When we started building Twiscope, the first prototype worked fine at a few thousand events per day. By the time we hit production load — five platforms, multiple data types, continuous ingestion — we had rebuilt the core architecture twice. Here's what the final version looks like and why.
The naive version
Version one was straightforward: a Django view received incoming data, processed it synchronously, and wrote to PostgreSQL. For a prototype, this was fine. For production, it had three fatal problems.
- Synchronous processing meant API response time was proportional to data volume — spikes in incoming data caused request timeouts
- ML inference ran in the request cycle — a 300ms model call turned every ingest endpoint into a 300ms+ wait
- No queue meant no backpressure — when a data source burst, the system either processed everything immediately or dropped it
Separating ingestion from processing
The key architectural shift was decoupling ingestion from processing completely. The ingest endpoint does exactly one thing: validates the incoming payload, writes a task to the Celery queue, and returns 200. That's it. Processing happens asynchronously.

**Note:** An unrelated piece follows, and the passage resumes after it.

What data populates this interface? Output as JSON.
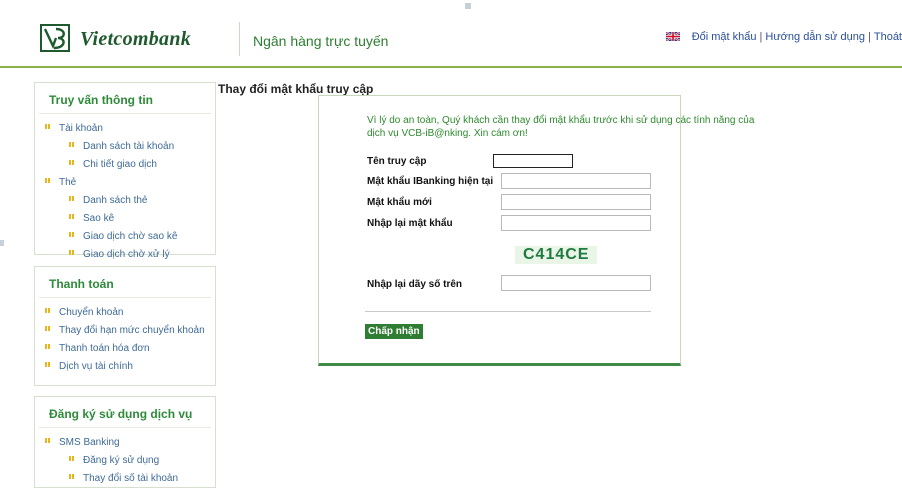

# Ingest endpoint — fast path only
@api_view(["POST"])
def ingest_event(request):
serializer = EventSerializer(data=request.data)

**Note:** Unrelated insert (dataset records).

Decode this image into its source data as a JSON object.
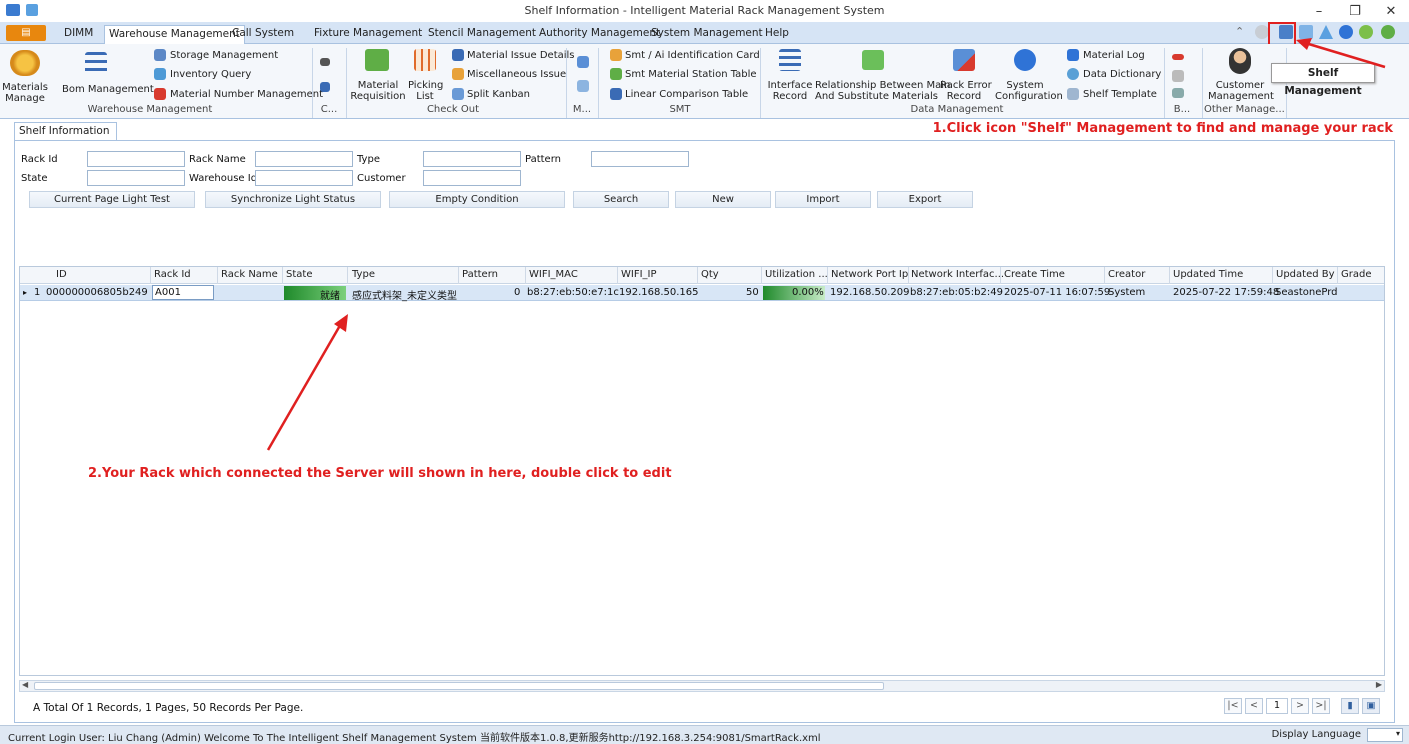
{
  "window": {
    "title": "Shelf Information - Intelligent Material Rack Management System",
    "minimize": "–",
    "restore": "❐",
    "close": "✕"
  },
  "menu": {
    "file_label": "",
    "tabs": [
      "DIMM",
      "Warehouse Management",
      "Call System",
      "Fixture Management",
      "Stencil Management",
      "Authority Management",
      "System Management",
      "Help"
    ],
    "active_tab": "Warehouse Management"
  },
  "ribbon": {
    "materials_manage": "Materials\nManage",
    "bom_management": "Bom Management",
    "storage_management": "Storage Management",
    "inventory_query": "Inventory Query",
    "material_number_management": "Material Number Management",
    "material_requisition": "Material\nRequisition",
    "picking_list": "Picking\nList",
    "material_issue_details": "Material Issue Details",
    "miscellaneous_issue": "Miscellaneous Issue",
    "split_kanban": "Split Kanban",
    "smt_ai_card": "Smt / Ai Identification Card",
    "smt_station_table": "Smt Material Station Table",
    "linear_comparison_table": "Linear Comparison Table",
    "interface_record": "Interface\nRecord",
    "relationship": "Relationship Between Main\nAnd Substitute Materials",
    "rack_error_record": "Rack Error\nRecord",
    "system_configuration": "System\nConfiguration",
    "material_log": "Material Log",
    "data_dictionary": "Data Dictionary",
    "shelf_template": "Shelf Template",
    "customer_management": "Customer\nManagement",
    "groups": {
      "warehouse_management": "Warehouse Management",
      "c": "C...",
      "check_out": "Check Out",
      "m": "M...",
      "smt": "SMT",
      "data_management": "Data Management",
      "b": "B...",
      "other_management": "Other Manage..."
    }
  },
  "tooltip": "Shelf Management",
  "doc_tab": {
    "label": "Shelf Information",
    "close": "✕"
  },
  "instruction_1": "1.Click icon \"Shelf\" Management to find and manage your rack",
  "instruction_2": "2.Your Rack which connected the Server will shown in here, double click to edit",
  "filters": {
    "rack_id": "Rack Id",
    "rack_name": "Rack Name",
    "type": "Type",
    "pattern": "Pattern",
    "state": "State",
    "warehouse_id": "Warehouse Id",
    "customer": "Customer"
  },
  "buttons": [
    "Current Page Light Test",
    "Synchronize Light Status",
    "Empty Condition",
    "Search",
    "New",
    "Import",
    "Export"
  ],
  "grid": {
    "columns": [
      "ID",
      "Rack Id",
      "Rack Name",
      "State",
      "Type",
      "Pattern",
      "WIFI_MAC",
      "WIFI_IP",
      "Qty",
      "Utilization ...",
      "Network Port Ip",
      "Network Interfac...",
      "Create Time",
      "Creator",
      "Updated Time",
      "Updated By",
      "Grade"
    ],
    "rows": [
      {
        "num": "1",
        "id": "000000006805b249",
        "rack_id": "A001",
        "rack_name": "",
        "state": "就绪",
        "type": "感应式料架_未定义类型",
        "pattern": "0",
        "wifi_mac": "b8:27:eb:50:e7:1c",
        "wifi_ip": "192.168.50.165",
        "qty": "50",
        "utilization": "0.00%",
        "network_port_ip": "192.168.50.209",
        "network_interface": "b8:27:eb:05:b2:49",
        "create_time": "2025-07-11 16:07:59",
        "creator": "System",
        "updated_time": "2025-07-22 17:59:48",
        "updated_by": "SeastonePrd",
        "grade": ""
      }
    ]
  },
  "footer": {
    "records": "A Total Of 1 Records, 1 Pages, 50 Records Per Page.",
    "pager": [
      "|<",
      "<",
      "1",
      ">",
      ">|"
    ]
  },
  "status": {
    "text": "Current Login User: Liu Chang (Admin)  Welcome To The Intelligent Shelf Management System  当前软件版本1.0.8,更新服务http://192.168.3.254:9081/SmartRack.xml",
    "display_language": "Display Language"
  },
  "colors": {
    "accent_red": "#e02020",
    "state_green": "#2e9e3a",
    "ribbon_bg": "#f4f7fb",
    "menu_bg": "#d6e4f5"
  }
}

serializer.is_valid(raise_exception=True)
# Enqueue — never process inline
process_event.delay(serializer.validated_data)
return Response({"queued": True}, status=202)
# Processing happens in a Celery worker
@shared_task(bind=True, max_retries=3)
def process_event(self, event_data):
try:
enriched = enrich(event_data)
store(enriched)
if should_trigger_alert(enriched):
dispatch_alert.delay(enriched)
except Exception as exc:
raise self.retry(exc=exc, countdown=2 ** self.request.retries)Redis doing double duty
We use Redis for two purposes simultaneously: as the Celery broker (task queue) and as a hot-path cache for frequent queries. This was a deliberate infrastructure simplification — running a separate RabbitMQ instance for the broker added ops overhead with no meaningful benefit at our scale.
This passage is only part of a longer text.